C’est une excellente initiative. Ça se situe sur l’échiquier politique à l’endroit où il me semble qu’il faudrait redonner de la vigueur, qu’il faut étoffer, étoffer ces idées généreuses, ces idées de gauche qui sont, voilà, qui ont été fort en perte de vitesse, essentiellement parce que ce qu’on a appelé « socialisme » a perdu son âme.

Alors, à propos de socialisme, eh bien j’ai eu l’occasion – et ça, c’est ce que nous permettent des évènements comme ceux-là, à nous conférenciers – j’ai eu l’occasion, pour la première fois, d’échanger avec M. Régis Debray. J’ai pu lui dire tout le bien que je pensais de sa carrière, que je suis, lui ai-je dit, depuis une soixantaine d’années, à quoi il a eu l’amabilité de me répondre – dans des propos que je n’oserais même pas vous répéter – qu’il suivait lui-même la mienne depuis un certain temps, et qu’il appréciait beaucoup mes écrits. Alors voilà, ça permet ça aussi : que des gens qui s’aiment bien, qui le savaient de leur côté mais qui n’avaient jamais pu se le dire, aient l’occasion de se le dire.

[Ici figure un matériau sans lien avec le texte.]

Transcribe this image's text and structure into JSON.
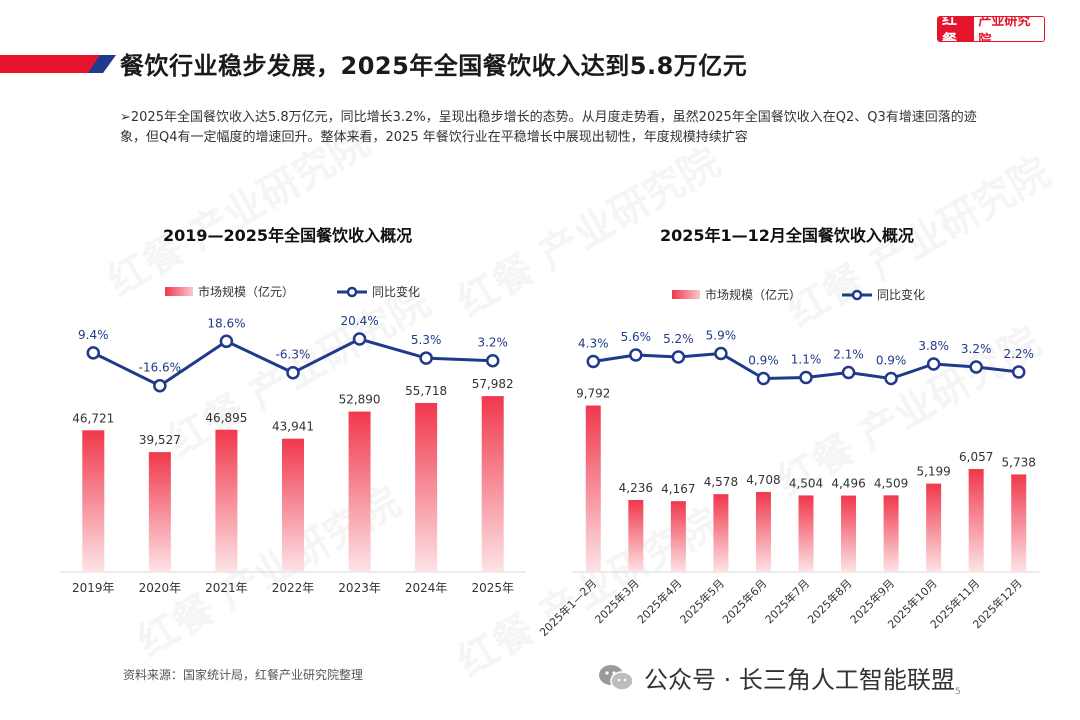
{
  "brand": {
    "mark": "红餐",
    "name": "产业研究院"
  },
  "page_title": "餐饮行业稳步发展，2025年全国餐饮收入达到5.8万亿元",
  "summary": "➢2025年全国餐饮收入达5.8万亿元，同比增长3.2%，呈现出稳步增长的态势。从月度走势看，虽然2025年全国餐饮收入在Q2、Q3有增速回落的迹象，但Q4有一定幅度的增速回升。整体来看，2025 年餐饮行业在平稳增长中展现出韧性，年度规模持续扩容",
  "watermark_text": "红餐 产业研究院",
  "colors": {
    "bar_top": "#f0384c",
    "bar_bottom": "#fde3e6",
    "line": "#1f3a8a",
    "label": "#1f3a8a",
    "brand_red": "#e3142b"
  },
  "chart_data": [
    {
      "type": "bar+line",
      "title": "2019—2025年全国餐饮收入概况",
      "legend": {
        "bar": "市场规模（亿元）",
        "line": "同比变化"
      },
      "categories": [
        "2019年",
        "2020年",
        "2021年",
        "2022年",
        "2023年",
        "2024年",
        "2025年"
      ],
      "series": [
        {
          "name": "市场规模（亿元）",
          "type": "bar",
          "values": [
            46721,
            39527,
            46895,
            43941,
            52890,
            55718,
            57982
          ],
          "labels": [
            "46,721",
            "39,527",
            "46,895",
            "43,941",
            "52,890",
            "55,718",
            "57,982"
          ]
        },
        {
          "name": "同比变化",
          "type": "line",
          "values": [
            9.4,
            -16.6,
            18.6,
            -6.3,
            20.4,
            5.3,
            3.2
          ],
          "labels": [
            "9.4%",
            "-16.6%",
            "18.6%",
            "-6.3%",
            "20.4%",
            "5.3%",
            "3.2%"
          ]
        }
      ]
    },
    {
      "type": "bar+line",
      "title": "2025年1—12月全国餐饮收入概况",
      "legend": {
        "bar": "市场规模（亿元）",
        "line": "同比变化"
      },
      "categories": [
        "2025年1—2月",
        "2025年3月",
        "2025年4月",
        "2025年5月",
        "2025年6月",
        "2025年7月",
        "2025年8月",
        "2025年9月",
        "2025年10月",
        "2025年11月",
        "2025年12月"
      ],
      "series": [
        {
          "name": "市场规模（亿元）",
          "type": "bar",
          "values": [
            9792,
            4236,
            4167,
            4578,
            4708,
            4504,
            4496,
            4509,
            5199,
            6057,
            5738
          ],
          "labels": [
            "9,792",
            "4,236",
            "4,167",
            "4,578",
            "4,708",
            "4,504",
            "4,496",
            "4,509",
            "5,199",
            "6,057",
            "5,738"
          ]
        },
        {
          "name": "同比变化",
          "type": "line",
          "values": [
            4.3,
            5.6,
            5.2,
            5.9,
            0.9,
            1.1,
            2.1,
            0.9,
            3.8,
            3.2,
            2.2
          ],
          "labels": [
            "4.3%",
            "5.6%",
            "5.2%",
            "5.9%",
            "0.9%",
            "1.1%",
            "2.1%",
            "0.9%",
            "3.8%",
            "3.2%",
            "2.2%"
          ]
        }
      ]
    }
  ],
  "source": "资料来源：国家统计局，红餐产业研究院整理",
  "wechat": "公众号 · 长三角人工智能联盟",
  "page_number": "5"
}
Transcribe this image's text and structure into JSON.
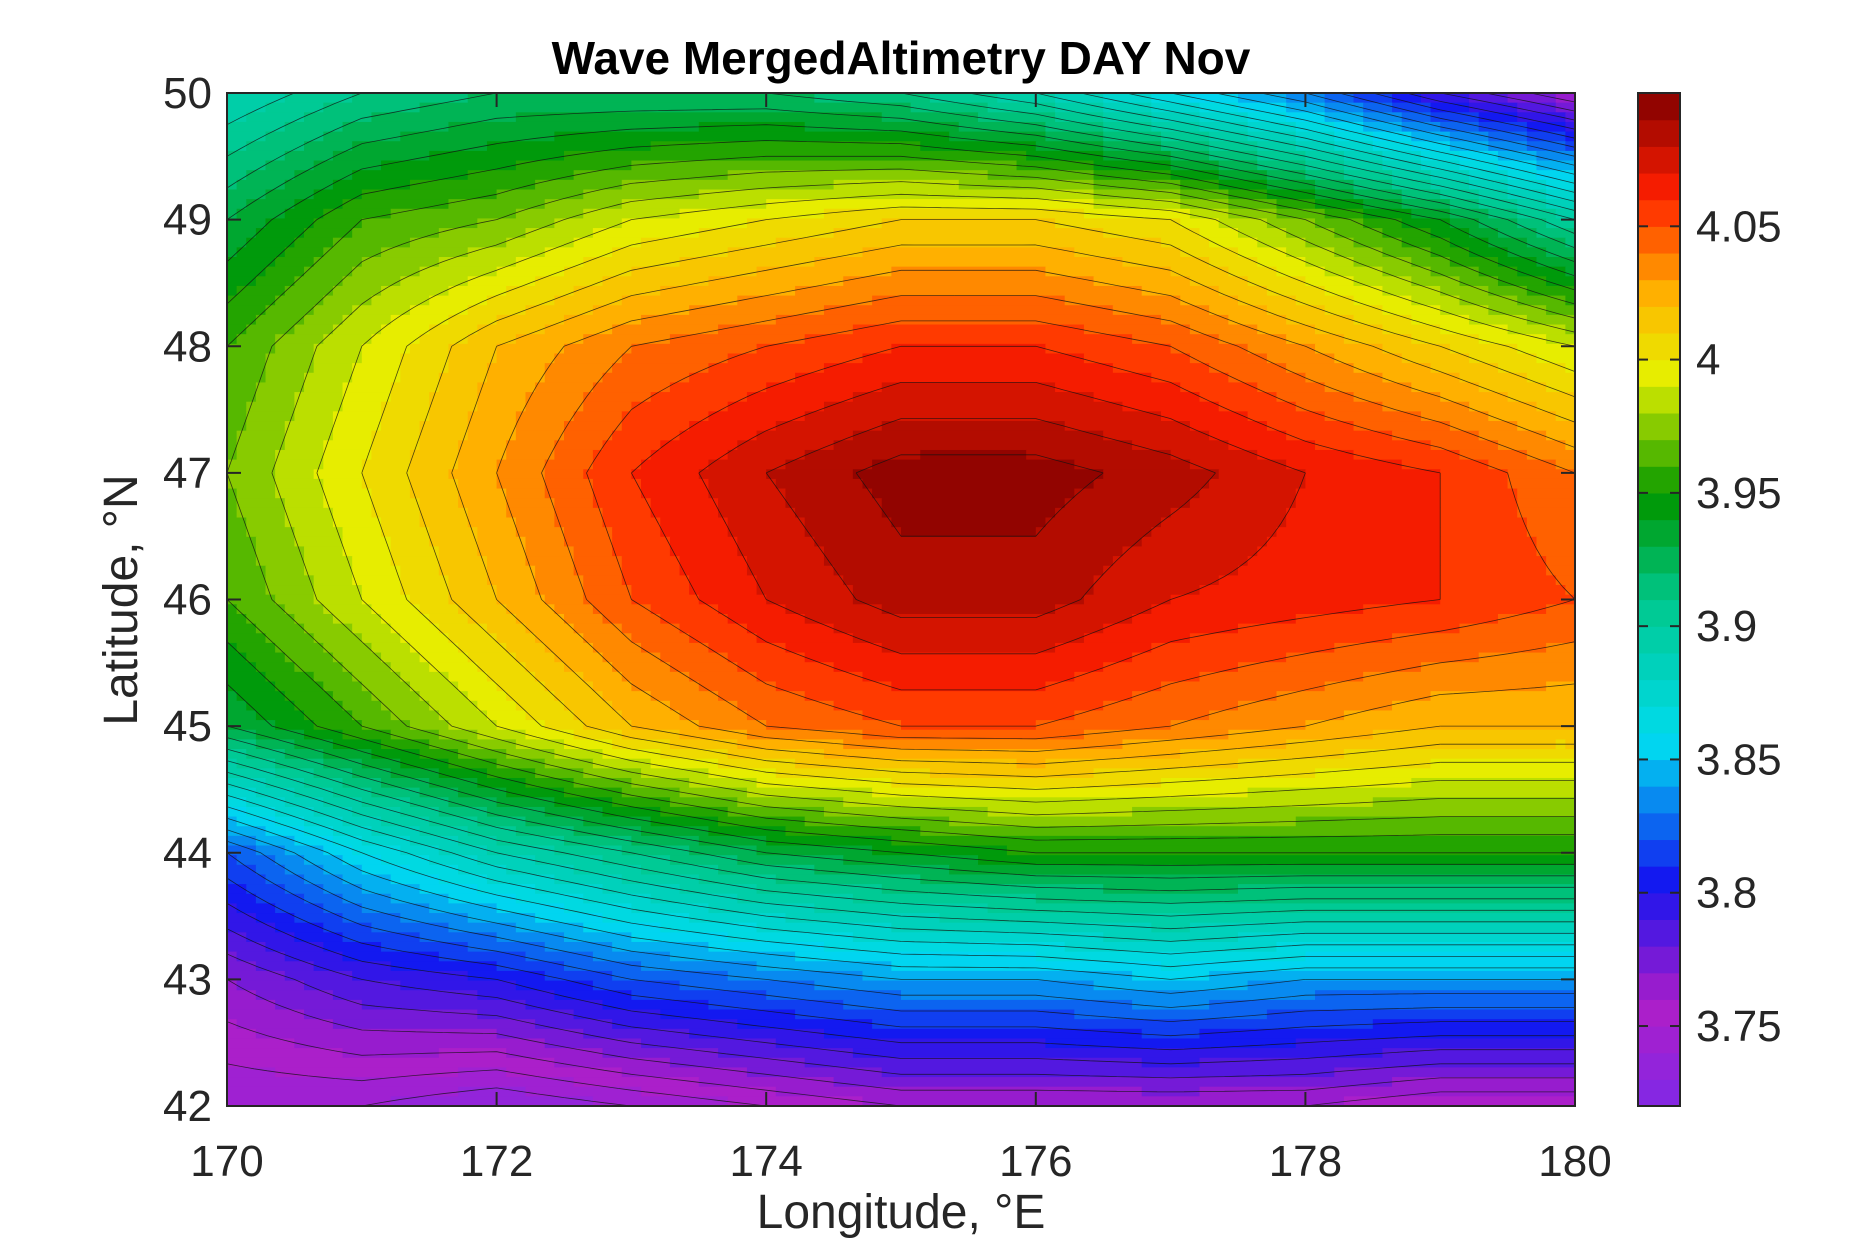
{
  "chart_data": {
    "type": "contour",
    "title": "Wave MergedAltimetry DAY Nov",
    "xlabel": "Longitude, °E",
    "ylabel": "Latitude, °N",
    "xlim": [
      170,
      180
    ],
    "ylim": [
      42,
      50
    ],
    "xticks": [
      170,
      172,
      174,
      176,
      178,
      180
    ],
    "yticks": [
      42,
      43,
      44,
      45,
      46,
      47,
      48,
      49,
      50
    ],
    "colorbar": {
      "clim": [
        3.72,
        4.1
      ],
      "ticks": [
        3.75,
        3.8,
        3.85,
        3.9,
        3.95,
        4,
        4.05
      ],
      "tick_labels": [
        "3.75",
        "3.8",
        "3.85",
        "3.9",
        "3.95",
        "4",
        "4.05"
      ],
      "colormap": "jet-like (purple-blue-cyan-green-yellow-red-dark red)"
    },
    "grid_step_deg": 1,
    "x": [
      170,
      171,
      172,
      173,
      174,
      175,
      176,
      177,
      178,
      179,
      180
    ],
    "y": [
      42,
      43,
      44,
      45,
      46,
      47,
      48,
      49,
      50
    ],
    "z": [
      [
        3.74,
        3.74,
        3.73,
        3.74,
        3.75,
        3.76,
        3.76,
        3.76,
        3.76,
        3.75,
        3.75
      ],
      [
        3.77,
        3.79,
        3.8,
        3.82,
        3.83,
        3.84,
        3.84,
        3.85,
        3.84,
        3.84,
        3.84
      ],
      [
        3.82,
        3.86,
        3.89,
        3.91,
        3.93,
        3.94,
        3.95,
        3.95,
        3.95,
        3.95,
        3.95
      ],
      [
        3.93,
        3.96,
        3.99,
        4.02,
        4.04,
        4.05,
        4.05,
        4.04,
        4.03,
        4.02,
        4.02
      ],
      [
        3.96,
        3.99,
        4.02,
        4.05,
        4.07,
        4.085,
        4.085,
        4.07,
        4.065,
        4.06,
        4.05
      ],
      [
        3.97,
        4.0,
        4.03,
        4.06,
        4.08,
        4.095,
        4.095,
        4.085,
        4.07,
        4.06,
        4.04
      ],
      [
        3.96,
        3.99,
        4.02,
        4.04,
        4.05,
        4.06,
        4.06,
        4.05,
        4.03,
        4.01,
        3.99
      ],
      [
        3.93,
        3.96,
        3.97,
        3.99,
        4.0,
        4.01,
        4.01,
        4.0,
        3.97,
        3.94,
        3.9
      ],
      [
        3.89,
        3.91,
        3.92,
        3.92,
        3.92,
        3.91,
        3.89,
        3.86,
        3.83,
        3.79,
        3.76
      ]
    ]
  }
}
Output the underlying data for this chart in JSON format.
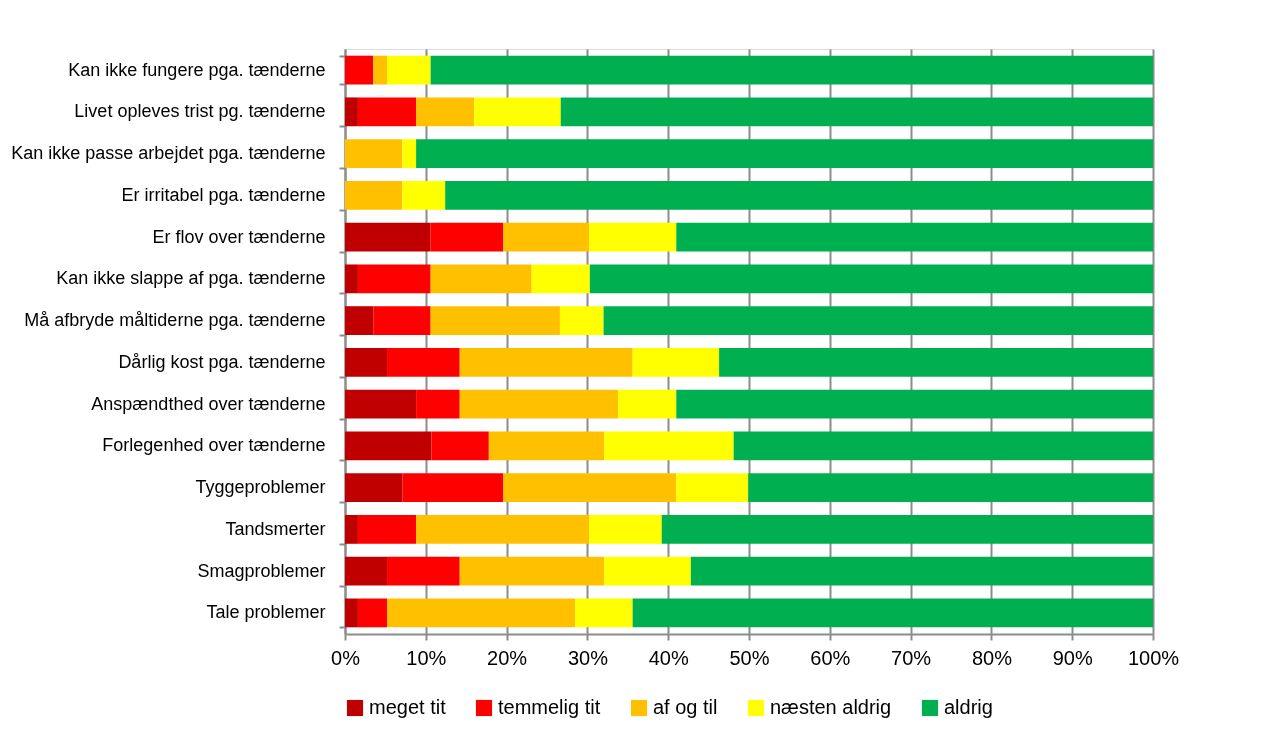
{
  "chart_data": {
    "type": "bar",
    "orientation": "horizontal",
    "stacked": true,
    "categories": [
      "Kan ikke fungere pga. tænderne",
      "Livet opleves trist pg. tænderne",
      "Kan ikke passe arbejdet pga. tænderne",
      "Er irritabel pga. tænderne",
      "Er flov over tænderne",
      "Kan ikke slappe af pga. tænderne",
      "Må afbryde måltiderne pga. tænderne",
      "Dårlig kost pga. tænderne",
      "Anspændthed over tænderne",
      "Forlegenhed over tænderne",
      "Tyggeproblemer",
      "Tandsmerter",
      "Smagproblemer",
      "Tale problemer"
    ],
    "series": [
      {
        "name": "meget tit",
        "color": "#c00000",
        "values": [
          0,
          1.6,
          0,
          0,
          10.6,
          1.6,
          3.5,
          5.2,
          8.8,
          10.7,
          7.1,
          1.6,
          5.2,
          1.6
        ]
      },
      {
        "name": "temmelig tit",
        "color": "#ff0000",
        "values": [
          3.5,
          7.2,
          0,
          0,
          9.0,
          9.0,
          7.1,
          9.0,
          5.4,
          7.1,
          12.5,
          7.2,
          9.0,
          3.6
        ]
      },
      {
        "name": "af og til",
        "color": "#ffc000",
        "values": [
          1.7,
          7.2,
          7.1,
          7.1,
          10.6,
          12.5,
          16.0,
          21.4,
          19.6,
          14.3,
          21.4,
          21.4,
          17.9,
          23.3
        ]
      },
      {
        "name": "næsten aldrig",
        "color": "#ffff00",
        "values": [
          5.4,
          10.7,
          1.7,
          5.3,
          10.8,
          7.2,
          5.4,
          10.7,
          7.2,
          16.0,
          8.9,
          9.0,
          10.7,
          7.1
        ]
      },
      {
        "name": "aldrig",
        "color": "#00b050",
        "values": [
          89.4,
          73.3,
          91.2,
          87.6,
          59.0,
          69.7,
          68.0,
          53.7,
          59.0,
          51.9,
          50.1,
          60.8,
          57.2,
          64.4
        ]
      }
    ],
    "xlim": [
      0,
      100
    ],
    "xticks": [
      {
        "value": 0,
        "label": "0%"
      },
      {
        "value": 10,
        "label": "10%"
      },
      {
        "value": 20,
        "label": "20%"
      },
      {
        "value": 30,
        "label": "30%"
      },
      {
        "value": 40,
        "label": "40%"
      },
      {
        "value": 50,
        "label": "50%"
      },
      {
        "value": 60,
        "label": "60%"
      },
      {
        "value": 70,
        "label": "70%"
      },
      {
        "value": 80,
        "label": "80%"
      },
      {
        "value": 90,
        "label": "90%"
      },
      {
        "value": 100,
        "label": "100%"
      }
    ],
    "grid": "x",
    "legend": "bottom"
  }
}
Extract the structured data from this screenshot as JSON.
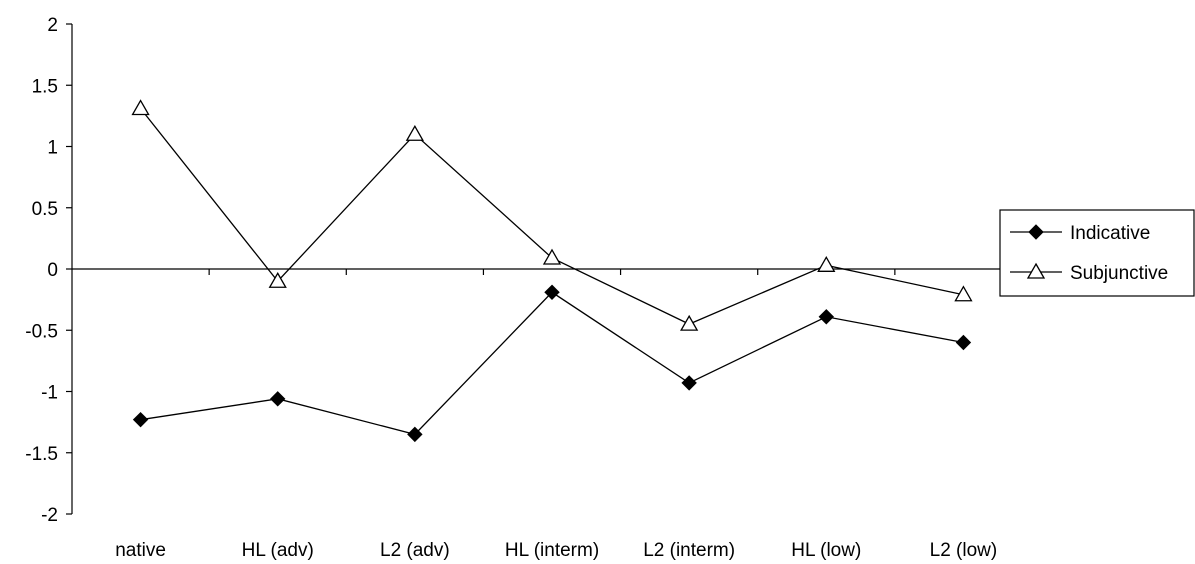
{
  "chart_data": {
    "type": "line",
    "title": "",
    "xlabel": "",
    "ylabel": "",
    "categories": [
      "native",
      "HL (adv)",
      "L2 (adv)",
      "HL (interm)",
      "L2 (interm)",
      "HL (low)",
      "L2 (low)"
    ],
    "ylim": [
      -2,
      2
    ],
    "yticks": [
      2,
      1.5,
      1,
      0.5,
      0,
      -0.5,
      -1,
      -1.5,
      -2
    ],
    "ytick_labels": [
      "2",
      "1.5",
      "1",
      "0.5",
      "0",
      "-0.5",
      "-1",
      "-1.5",
      "-2"
    ],
    "grid": false,
    "legend_position": "right",
    "series": [
      {
        "name": "Indicative",
        "marker": "filled-diamond",
        "color": "#000000",
        "values": [
          -1.23,
          -1.06,
          -1.35,
          -0.19,
          -0.93,
          -0.39,
          -0.6
        ]
      },
      {
        "name": "Subjunctive",
        "marker": "open-triangle",
        "color": "#000000",
        "values": [
          1.31,
          -0.1,
          1.1,
          0.09,
          -0.45,
          0.03,
          -0.21
        ]
      }
    ]
  }
}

La réunion d’hier me conduit à une certaine réflexion que je voudrais partager avec vous sur l’enseignement. J’ai déjà commencé à réfléchir là-dessus, et je vous ai peut-être déjà dit des petites choses ici et là, à l’occasion des vidéos, mais il s’est trouvé que dans l’atelier où je me trouvais, il y avait énormément de monde, énormément de monde mais parce que des professeurs avaient amené leur classe pour venir m’écouter. Il y avait apparemment des jeunes journalistes, des étudiants en journalisme, il y avait aussi une classe de lycée. Et là – j’ai déjà eu l’occasion, quand je donne quelques fois des cours, de voir des gens un petit peu dissipés – et là, j’ai quand même vu au moins une vingtaine de jeunes gens qui faisaient tout autre chose qu’écouter ce que je leur disais (sourire). Alors, le sujet bien sûr, se débarrasser du capitalisme, n’était peut-être pas à leur goût, mais, du coup, pendant que je parlais, je réfléchissais à : « Pourquoi les mène-t-on ici à faire des choses qui ne les intéressent pas ? » Et, heureusement pour eux, ils ont un ordinateur, ou en tout cas un téléphone portable, sur lequel ils peuvent faire des choses qui les intéressent vraiment. C’est un peu dérangeant quand ils se mettent à plusieurs à partager leur plaisir à regarder quelque chose sur leur smartphone – pendant que vous parlez, ça peut distraire – mais la question qui se pose, c’est : « Comment peut-on continuer à pratiquer l’enseignement comme on le pratique maintenant ? »

Alors, si le problème – je vais commencer par la perspective absolument cynique – c’est simplement le maintien de l’ordre et de s’arranger pour qu’un certain nombre de jeunes gens ne soient pas dans les rues toute la journée, alors oui, il vaut mieux les mener dans des écoles qu’ailleurs. Mais si c’est dans l’idée qu’on va leur transmettre quelque chose, ils ont découvert que de la bonne information (ou de la mauvaise), ils la trouvent où ils veulent, et très facilement sur leur ordinateur portable ou sur leur téléphone, et qu’on n’a pas besoin de les rassembler dans des endroits où une personne qui se trouve devant eux leur dispense du savoir qu’ils n’ont pas, cette personne étant la déléguée de la société dans son ensemble pour leur apprendre des choses, alors que l’accès à cette connaissance est extrêmement difficile. Tout ça a disparu.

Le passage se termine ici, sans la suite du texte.